The Cabinet Committee on Economic Affairs on March 25, 2020 gave its approval for continuation of the process of recapitalization of Regional Rural Banks (RRBs) by providing minimum regulatory capital to RRBs for another year beyond 2019-20, that is, up to 2020-21.
Those RRBs will be recapitalizes which are unable to maintain minimum Capital to Risk weighted Assets Ratio (CRAR) of 9%, as per the regulatory norms prescribed by the Reserve Bank of India.

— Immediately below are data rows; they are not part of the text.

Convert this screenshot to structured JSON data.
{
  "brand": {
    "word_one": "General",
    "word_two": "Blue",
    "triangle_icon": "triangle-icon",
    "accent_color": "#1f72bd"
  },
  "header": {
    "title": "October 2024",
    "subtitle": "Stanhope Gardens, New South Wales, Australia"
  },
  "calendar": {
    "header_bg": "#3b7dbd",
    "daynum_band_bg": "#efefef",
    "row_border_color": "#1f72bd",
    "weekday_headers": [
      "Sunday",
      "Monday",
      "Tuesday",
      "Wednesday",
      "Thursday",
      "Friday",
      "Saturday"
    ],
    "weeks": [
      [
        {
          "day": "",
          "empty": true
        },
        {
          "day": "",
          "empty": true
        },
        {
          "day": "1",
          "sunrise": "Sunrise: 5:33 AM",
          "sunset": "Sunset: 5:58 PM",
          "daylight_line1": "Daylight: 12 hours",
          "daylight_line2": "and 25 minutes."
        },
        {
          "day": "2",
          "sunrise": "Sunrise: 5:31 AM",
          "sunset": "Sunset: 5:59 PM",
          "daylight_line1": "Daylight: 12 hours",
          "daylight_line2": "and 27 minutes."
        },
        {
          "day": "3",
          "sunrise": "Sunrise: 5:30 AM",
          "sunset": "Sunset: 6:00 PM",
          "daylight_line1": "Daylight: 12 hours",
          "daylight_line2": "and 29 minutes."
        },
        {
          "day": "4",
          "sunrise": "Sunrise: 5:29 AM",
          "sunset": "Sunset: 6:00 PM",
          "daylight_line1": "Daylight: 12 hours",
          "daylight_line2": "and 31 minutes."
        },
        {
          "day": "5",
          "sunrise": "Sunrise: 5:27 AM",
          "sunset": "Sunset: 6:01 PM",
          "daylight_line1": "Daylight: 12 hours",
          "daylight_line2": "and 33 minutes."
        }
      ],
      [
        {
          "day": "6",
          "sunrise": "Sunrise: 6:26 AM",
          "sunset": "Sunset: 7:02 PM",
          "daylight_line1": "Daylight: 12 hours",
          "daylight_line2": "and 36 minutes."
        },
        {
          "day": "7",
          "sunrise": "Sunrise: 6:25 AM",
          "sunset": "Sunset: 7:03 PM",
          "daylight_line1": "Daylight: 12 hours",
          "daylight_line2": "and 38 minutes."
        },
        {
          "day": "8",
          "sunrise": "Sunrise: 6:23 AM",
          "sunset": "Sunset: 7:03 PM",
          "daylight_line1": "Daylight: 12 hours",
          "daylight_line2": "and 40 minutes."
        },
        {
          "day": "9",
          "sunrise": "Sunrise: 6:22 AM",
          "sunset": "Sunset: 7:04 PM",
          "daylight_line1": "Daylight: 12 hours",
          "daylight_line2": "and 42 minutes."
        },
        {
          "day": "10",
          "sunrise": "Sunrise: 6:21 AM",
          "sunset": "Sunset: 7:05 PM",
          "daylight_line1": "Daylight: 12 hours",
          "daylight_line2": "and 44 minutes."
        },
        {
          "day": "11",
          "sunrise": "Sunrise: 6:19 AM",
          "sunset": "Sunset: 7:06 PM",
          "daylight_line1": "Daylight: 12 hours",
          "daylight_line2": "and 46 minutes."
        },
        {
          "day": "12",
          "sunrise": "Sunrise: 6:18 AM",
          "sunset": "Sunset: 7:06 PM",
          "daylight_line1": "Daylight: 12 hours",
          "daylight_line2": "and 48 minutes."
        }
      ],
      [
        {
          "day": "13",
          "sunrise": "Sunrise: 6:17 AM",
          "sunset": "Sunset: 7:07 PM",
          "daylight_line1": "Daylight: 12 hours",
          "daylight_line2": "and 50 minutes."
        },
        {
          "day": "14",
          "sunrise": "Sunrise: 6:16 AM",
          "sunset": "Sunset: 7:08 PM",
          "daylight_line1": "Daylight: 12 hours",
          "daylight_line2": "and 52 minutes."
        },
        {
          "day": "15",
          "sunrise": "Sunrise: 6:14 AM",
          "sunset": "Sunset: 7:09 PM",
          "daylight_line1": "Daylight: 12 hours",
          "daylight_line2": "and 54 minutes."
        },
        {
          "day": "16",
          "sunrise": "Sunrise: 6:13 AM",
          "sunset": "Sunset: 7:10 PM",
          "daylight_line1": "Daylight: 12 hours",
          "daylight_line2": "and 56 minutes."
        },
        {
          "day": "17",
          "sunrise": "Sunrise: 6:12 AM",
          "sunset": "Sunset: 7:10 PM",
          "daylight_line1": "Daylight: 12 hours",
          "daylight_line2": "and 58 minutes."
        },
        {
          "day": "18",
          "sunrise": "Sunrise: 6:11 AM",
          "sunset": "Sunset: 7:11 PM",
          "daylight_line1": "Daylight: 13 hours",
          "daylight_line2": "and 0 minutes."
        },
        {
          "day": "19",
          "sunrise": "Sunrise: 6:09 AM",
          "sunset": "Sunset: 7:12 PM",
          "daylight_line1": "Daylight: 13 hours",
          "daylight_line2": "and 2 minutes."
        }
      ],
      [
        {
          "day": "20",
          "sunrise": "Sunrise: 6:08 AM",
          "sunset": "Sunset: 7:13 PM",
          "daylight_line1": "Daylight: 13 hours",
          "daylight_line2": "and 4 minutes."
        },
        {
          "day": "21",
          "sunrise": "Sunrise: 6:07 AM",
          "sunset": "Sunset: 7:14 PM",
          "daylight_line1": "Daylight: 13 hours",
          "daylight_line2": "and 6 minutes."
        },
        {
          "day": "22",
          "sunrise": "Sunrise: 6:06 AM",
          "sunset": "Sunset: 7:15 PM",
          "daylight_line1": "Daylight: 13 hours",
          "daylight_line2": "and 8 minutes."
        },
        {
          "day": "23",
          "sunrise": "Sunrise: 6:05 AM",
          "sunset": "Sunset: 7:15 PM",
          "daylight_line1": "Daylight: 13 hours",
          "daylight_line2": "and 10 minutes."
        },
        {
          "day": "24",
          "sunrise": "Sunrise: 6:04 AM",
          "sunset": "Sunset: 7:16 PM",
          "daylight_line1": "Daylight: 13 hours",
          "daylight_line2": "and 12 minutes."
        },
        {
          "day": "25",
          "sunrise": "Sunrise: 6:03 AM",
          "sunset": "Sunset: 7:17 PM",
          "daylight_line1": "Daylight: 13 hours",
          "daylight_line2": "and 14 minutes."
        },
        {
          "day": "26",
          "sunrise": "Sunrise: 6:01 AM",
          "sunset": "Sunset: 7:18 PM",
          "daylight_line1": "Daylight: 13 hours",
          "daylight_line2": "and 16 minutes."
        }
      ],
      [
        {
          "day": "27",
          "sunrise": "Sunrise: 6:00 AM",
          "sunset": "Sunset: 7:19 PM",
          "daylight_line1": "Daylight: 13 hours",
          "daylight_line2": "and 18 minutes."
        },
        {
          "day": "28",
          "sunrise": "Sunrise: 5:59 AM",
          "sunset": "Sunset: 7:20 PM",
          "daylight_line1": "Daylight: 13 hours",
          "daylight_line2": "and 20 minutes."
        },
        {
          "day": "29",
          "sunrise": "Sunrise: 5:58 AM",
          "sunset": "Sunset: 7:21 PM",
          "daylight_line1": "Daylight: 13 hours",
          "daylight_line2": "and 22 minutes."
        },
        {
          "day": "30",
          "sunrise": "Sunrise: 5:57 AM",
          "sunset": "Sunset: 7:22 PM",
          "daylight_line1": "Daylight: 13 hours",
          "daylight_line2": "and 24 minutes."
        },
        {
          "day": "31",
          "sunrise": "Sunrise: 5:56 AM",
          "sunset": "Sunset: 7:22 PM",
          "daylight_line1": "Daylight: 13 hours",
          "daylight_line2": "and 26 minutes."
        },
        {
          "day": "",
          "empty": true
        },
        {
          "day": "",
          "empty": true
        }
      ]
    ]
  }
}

The CCEA also approved utilization of Rs.670 crore as central government share for the scheme of Recapitalization of RRBs (i.e. 50% of the total recapitalization support of Rs.1340 crore), subject to the condition that the release of Central Government’s share will be contingent upon the release of the proportionate share by the sponsor banks.
K.C. Chakrabarty report: Consequent upon RBI’s decision to introduce disclosure norms for Capital to Risk Weighted Assets Ratio (CRAR) of RRBs with effect from March 2008, a committee was set up under the Chairmanship of Dr. K.C. Chakrabarty. Based on the Committee’s recommendations, a Scheme for Recapitalization of RRBs was approved by the Cabinet in its meeting held on 10th February, 2011 to provide recapitalization support of Rs. 2,200 crore to 40 RRBs with an additional amount of Rs. 700 crore as contingency fund to meet the requirement of the weak RRBs, particularly in the North Eastern and Eastern Region. Therefore, based on the CRAR position of RRBs, as on 31st March of every year, National Bank for Agriculture and Rural Development (NABARD) identifies those RRBs, which require recapitalisation assistance to maintain the mandatory CRAR of 9%.
What is Capital to Risk Weighted Assets Ratio (CRAR) ?
Capital to risk weighted asset ratio (CRAR) is the capital needed for a bank measured in terms of the assets (mostly loans) disbursed by the banks. Higher the assets, higher should be the capital by the bank.